BEIRUT: At least eight people were killed and 2,750 others including Hezbollah fighters, medics and Iran’s envoy to Beirut were wounded on Tuesday (Sep 17) when the pagers they use to communicate exploded across Lebanon, security sources and the Lebanese health minister said.
Lebanon’s information minister Ziad Makary said the government condemned the detonation of the pagers as an “Israeli aggression”. Hezbollah also blamed Israel for the pager blasts and said it would receive “its fair punishment”.
The Israeli military declined to comment on Reuters enquiries about the detonations.
A Hezbollah official, speaking on condition of anonymity, said the detonation of the pagers was the “biggest security breach” the group had been subjected to in nearly a year of conflict with Israel.Israel and the Iran-backed Hezbollah have been engaged in cross-border warfare since the Gaza war erupted last October, in the worst such escalation in years.

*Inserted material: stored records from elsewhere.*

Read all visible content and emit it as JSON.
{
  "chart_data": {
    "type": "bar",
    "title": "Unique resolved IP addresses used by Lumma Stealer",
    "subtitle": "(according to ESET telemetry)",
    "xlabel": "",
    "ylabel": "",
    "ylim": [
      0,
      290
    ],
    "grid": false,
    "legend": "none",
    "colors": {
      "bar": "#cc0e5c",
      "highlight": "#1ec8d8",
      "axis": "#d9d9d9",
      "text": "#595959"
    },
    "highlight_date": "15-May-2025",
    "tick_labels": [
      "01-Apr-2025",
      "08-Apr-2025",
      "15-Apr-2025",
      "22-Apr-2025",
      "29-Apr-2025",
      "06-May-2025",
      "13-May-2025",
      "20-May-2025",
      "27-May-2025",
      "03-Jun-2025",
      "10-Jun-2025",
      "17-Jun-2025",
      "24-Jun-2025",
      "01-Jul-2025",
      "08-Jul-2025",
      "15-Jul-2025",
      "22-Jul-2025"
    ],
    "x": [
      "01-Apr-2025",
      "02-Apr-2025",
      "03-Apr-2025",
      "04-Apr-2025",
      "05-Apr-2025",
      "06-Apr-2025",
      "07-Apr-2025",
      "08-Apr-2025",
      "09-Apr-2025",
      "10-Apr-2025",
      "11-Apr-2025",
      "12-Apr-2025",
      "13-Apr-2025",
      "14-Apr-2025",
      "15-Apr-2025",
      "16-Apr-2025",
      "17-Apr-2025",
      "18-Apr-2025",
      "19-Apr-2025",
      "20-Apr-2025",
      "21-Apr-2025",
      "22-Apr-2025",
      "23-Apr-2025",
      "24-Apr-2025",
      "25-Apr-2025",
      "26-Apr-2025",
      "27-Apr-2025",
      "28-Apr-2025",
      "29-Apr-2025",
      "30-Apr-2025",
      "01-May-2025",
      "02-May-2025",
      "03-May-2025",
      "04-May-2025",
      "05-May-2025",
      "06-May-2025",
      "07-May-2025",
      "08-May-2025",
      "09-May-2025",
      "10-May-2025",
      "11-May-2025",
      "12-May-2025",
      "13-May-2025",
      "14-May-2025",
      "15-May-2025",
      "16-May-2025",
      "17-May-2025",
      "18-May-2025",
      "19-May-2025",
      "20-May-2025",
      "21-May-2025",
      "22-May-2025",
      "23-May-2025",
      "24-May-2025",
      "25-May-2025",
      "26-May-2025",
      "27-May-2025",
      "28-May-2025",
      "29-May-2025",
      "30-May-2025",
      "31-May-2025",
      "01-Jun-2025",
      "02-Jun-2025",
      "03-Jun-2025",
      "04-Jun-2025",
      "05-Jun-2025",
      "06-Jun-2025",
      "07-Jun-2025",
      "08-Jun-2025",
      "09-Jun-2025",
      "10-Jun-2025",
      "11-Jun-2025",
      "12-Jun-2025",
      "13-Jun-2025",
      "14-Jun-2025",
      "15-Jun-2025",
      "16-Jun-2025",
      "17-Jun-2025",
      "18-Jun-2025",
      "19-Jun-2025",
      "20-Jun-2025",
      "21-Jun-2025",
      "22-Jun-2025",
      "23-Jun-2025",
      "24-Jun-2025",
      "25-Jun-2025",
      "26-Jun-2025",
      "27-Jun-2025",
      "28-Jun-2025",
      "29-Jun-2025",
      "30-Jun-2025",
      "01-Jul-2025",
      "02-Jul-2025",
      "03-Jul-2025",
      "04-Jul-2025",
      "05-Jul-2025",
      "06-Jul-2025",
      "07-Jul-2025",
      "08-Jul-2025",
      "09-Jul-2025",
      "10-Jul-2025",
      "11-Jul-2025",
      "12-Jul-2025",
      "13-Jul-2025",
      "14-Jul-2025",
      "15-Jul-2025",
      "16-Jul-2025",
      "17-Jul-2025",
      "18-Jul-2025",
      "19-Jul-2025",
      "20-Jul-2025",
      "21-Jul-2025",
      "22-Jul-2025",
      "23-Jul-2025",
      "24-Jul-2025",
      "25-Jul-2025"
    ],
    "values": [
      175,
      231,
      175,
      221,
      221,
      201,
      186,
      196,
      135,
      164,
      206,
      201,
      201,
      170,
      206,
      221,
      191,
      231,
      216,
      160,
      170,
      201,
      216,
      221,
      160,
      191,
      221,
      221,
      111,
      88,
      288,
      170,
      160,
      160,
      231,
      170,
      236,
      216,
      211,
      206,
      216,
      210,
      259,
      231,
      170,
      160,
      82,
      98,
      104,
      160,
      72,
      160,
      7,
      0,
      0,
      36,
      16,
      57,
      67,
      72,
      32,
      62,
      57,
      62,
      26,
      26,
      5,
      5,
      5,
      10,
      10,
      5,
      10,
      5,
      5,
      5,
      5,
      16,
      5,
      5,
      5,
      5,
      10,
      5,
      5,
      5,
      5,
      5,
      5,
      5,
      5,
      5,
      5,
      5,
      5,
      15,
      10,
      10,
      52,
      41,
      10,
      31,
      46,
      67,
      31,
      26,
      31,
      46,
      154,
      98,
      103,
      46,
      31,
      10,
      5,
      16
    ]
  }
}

Lebanese Health Minister Firass Abiad said 2,750 people had been wounded in the explosions, 200 of them critically.
Many of those hurt included Hezbollah fighters who are the sons of top officials from the armed group, two security sources told Reuters.
One of the fighters killed was the son of a Hezbollah member of the Lebanese parliament, Ali Ammar, they said.

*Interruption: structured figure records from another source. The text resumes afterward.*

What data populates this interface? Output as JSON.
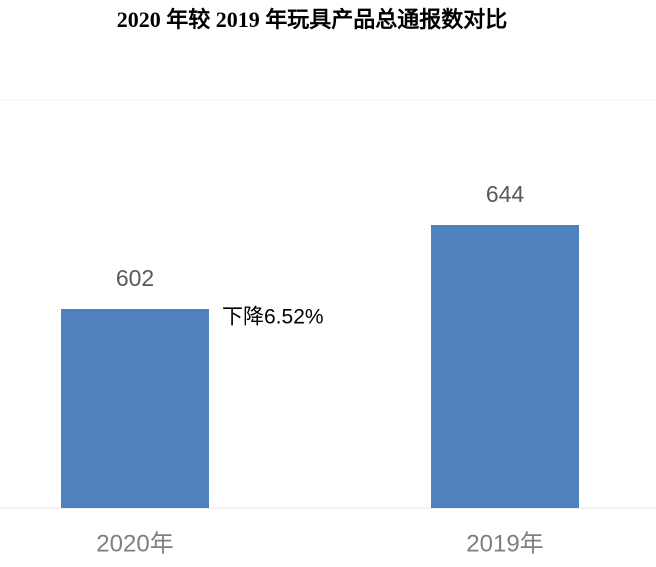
{
  "chart_data": {
    "type": "bar",
    "title": "2020 年较 2019 年玩具产品总通报数对比",
    "categories": [
      "2020年",
      "2019年"
    ],
    "values": [
      602,
      644
    ],
    "color": "#4f81bd",
    "ylim": [
      502.5,
      706.5
    ],
    "annotation": "下降6.52%"
  }
}
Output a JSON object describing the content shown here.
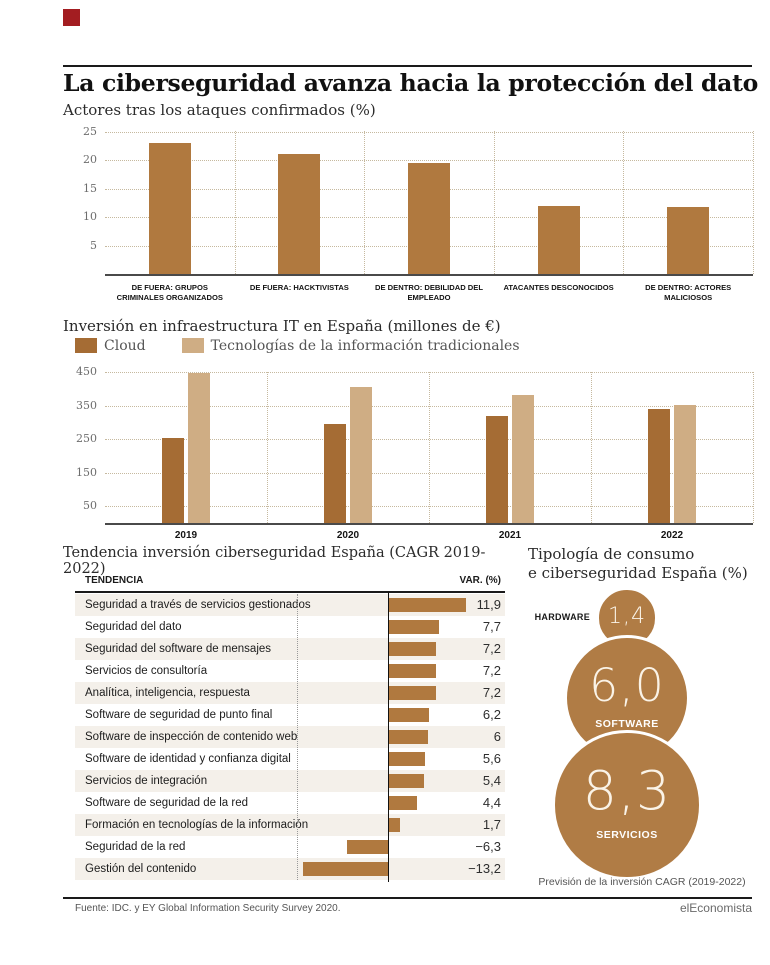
{
  "brand": {
    "mark_color": "#a31d21"
  },
  "header": {
    "title": "La ciberseguridad avanza hacia la protección del dato"
  },
  "chart_data": [
    {
      "type": "bar",
      "title": "Actores tras los ataques confirmados (%)",
      "categories": [
        "DE FUERA: GRUPOS CRIMINALES ORGANIZADOS",
        "DE FUERA: HACKTIVISTAS",
        "DE DENTRO: DEBILIDAD DEL EMPLEADO",
        "ATACANTES DESCONOCIDOS",
        "DE DENTRO: ACTORES MALICIOSOS"
      ],
      "values": [
        23,
        21,
        19.5,
        12,
        11.7
      ],
      "yticks": [
        5,
        10,
        15,
        20,
        25
      ],
      "ylim": [
        0,
        25
      ],
      "grid": true,
      "bar_color": "#b0793f"
    },
    {
      "type": "bar",
      "subtype": "grouped",
      "title": "Inversión en infraestructura IT en España (millones de €)",
      "categories": [
        "2019",
        "2020",
        "2021",
        "2022"
      ],
      "series": [
        {
          "name": "Cloud",
          "color": "#a56c34",
          "values": [
            253,
            295,
            318,
            341
          ]
        },
        {
          "name": "Tecnologías de la información tradicionales",
          "color": "#cfad84",
          "values": [
            448,
            405,
            382,
            353
          ]
        }
      ],
      "yticks": [
        50,
        150,
        250,
        350,
        450
      ],
      "ylim": [
        0,
        460
      ],
      "legend_position": "top",
      "grid": true
    },
    {
      "type": "bar",
      "orientation": "horizontal",
      "title": "Tendencia inversión ciberseguridad España (CAGR 2019-2022)",
      "columns": [
        "TENDENCIA",
        "VAR. (%)"
      ],
      "rows": [
        {
          "label": "Seguridad a través de servicios gestionados",
          "value": 11.9,
          "display": "11,9"
        },
        {
          "label": "Seguridad del dato",
          "value": 7.7,
          "display": "7,7"
        },
        {
          "label": "Seguridad del software de mensajes",
          "value": 7.2,
          "display": "7,2"
        },
        {
          "label": "Servicios de consultoría",
          "value": 7.2,
          "display": "7,2"
        },
        {
          "label": "Analítica, inteligencia, respuesta",
          "value": 7.2,
          "display": "7,2"
        },
        {
          "label": "Software de seguridad de punto final",
          "value": 6.2,
          "display": "6,2"
        },
        {
          "label": "Software de inspección de contenido web",
          "value": 6,
          "display": "6"
        },
        {
          "label": "Software de identidad y confianza digital",
          "value": 5.6,
          "display": "5,6"
        },
        {
          "label": "Servicios de integración",
          "value": 5.4,
          "display": "5,4"
        },
        {
          "label": "Software de seguridad de la red",
          "value": 4.4,
          "display": "4,4"
        },
        {
          "label": "Formación en tecnologías de la información",
          "value": 1.7,
          "display": "1,7"
        },
        {
          "label": "Seguridad de la red",
          "value": -6.3,
          "display": "−6,3"
        },
        {
          "label": "Gestión del contenido",
          "value": -13.2,
          "display": "−13,2"
        }
      ],
      "bar_color": "#b0793f"
    },
    {
      "type": "bubble",
      "title": "Tipología de consumo e ciberseguridad España (%)",
      "title_lines": [
        "Tipología de consumo",
        "e ciberseguridad España (%)"
      ],
      "bubbles": [
        {
          "label": "HARDWARE",
          "value": 1.4,
          "display": "1,4"
        },
        {
          "label": "SOFTWARE",
          "value": 6.0,
          "display": "6,0"
        },
        {
          "label": "SERVICIOS",
          "value": 8.3,
          "display": "8,3"
        }
      ],
      "color": "#b07c45",
      "caption": "Previsión de la inversión CAGR (2019-2022)"
    }
  ],
  "footer": {
    "source": "Fuente: IDC. y EY Global Information Security Survey 2020.",
    "publisher": "elEconomista"
  }
}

Iran’s ambassador to Lebanon, Mojtaba Amani, suffered a “superficial injury” in a pager explosion and is currently under observation in a hospital, Iran’s semi-official Fars news agency said. Reuters could not immediately confirm the report.
There was no word from the Israeli government on the explosions.
After Tuesday’s blasts, a Reuters journalist saw ambulances rushing through the southern suburbs of the capital Beirut, a Hezbollah stronghold, amid widespread panic. A security source said that devices were also exploding in the south of Lebanon.
At Mt Lebanon hospital, a Reuters reporter saw motorcycles rushing to the emergency room, where people with their hands bloodied were screaming in pain.
The head of the Nabatieh public hospital in the south of the country, Hassan Wazni, told Reuters that around 40 wounded people were being treated at his facility. The wounds included injuries to the face, eyes and limbs.
Groups of people huddled at the entrance of buildings to check on people they knew who may have been wounded, the Reuters journalist said.
Regional broadcasters carried CCTV footage which showed what appeared to be a small handheld device placed next to a grocery store cashier where an individual was paying spontaneously exploding.
In other footage, an explosion appeared to knock out someone standing at a fruit stand in a market area.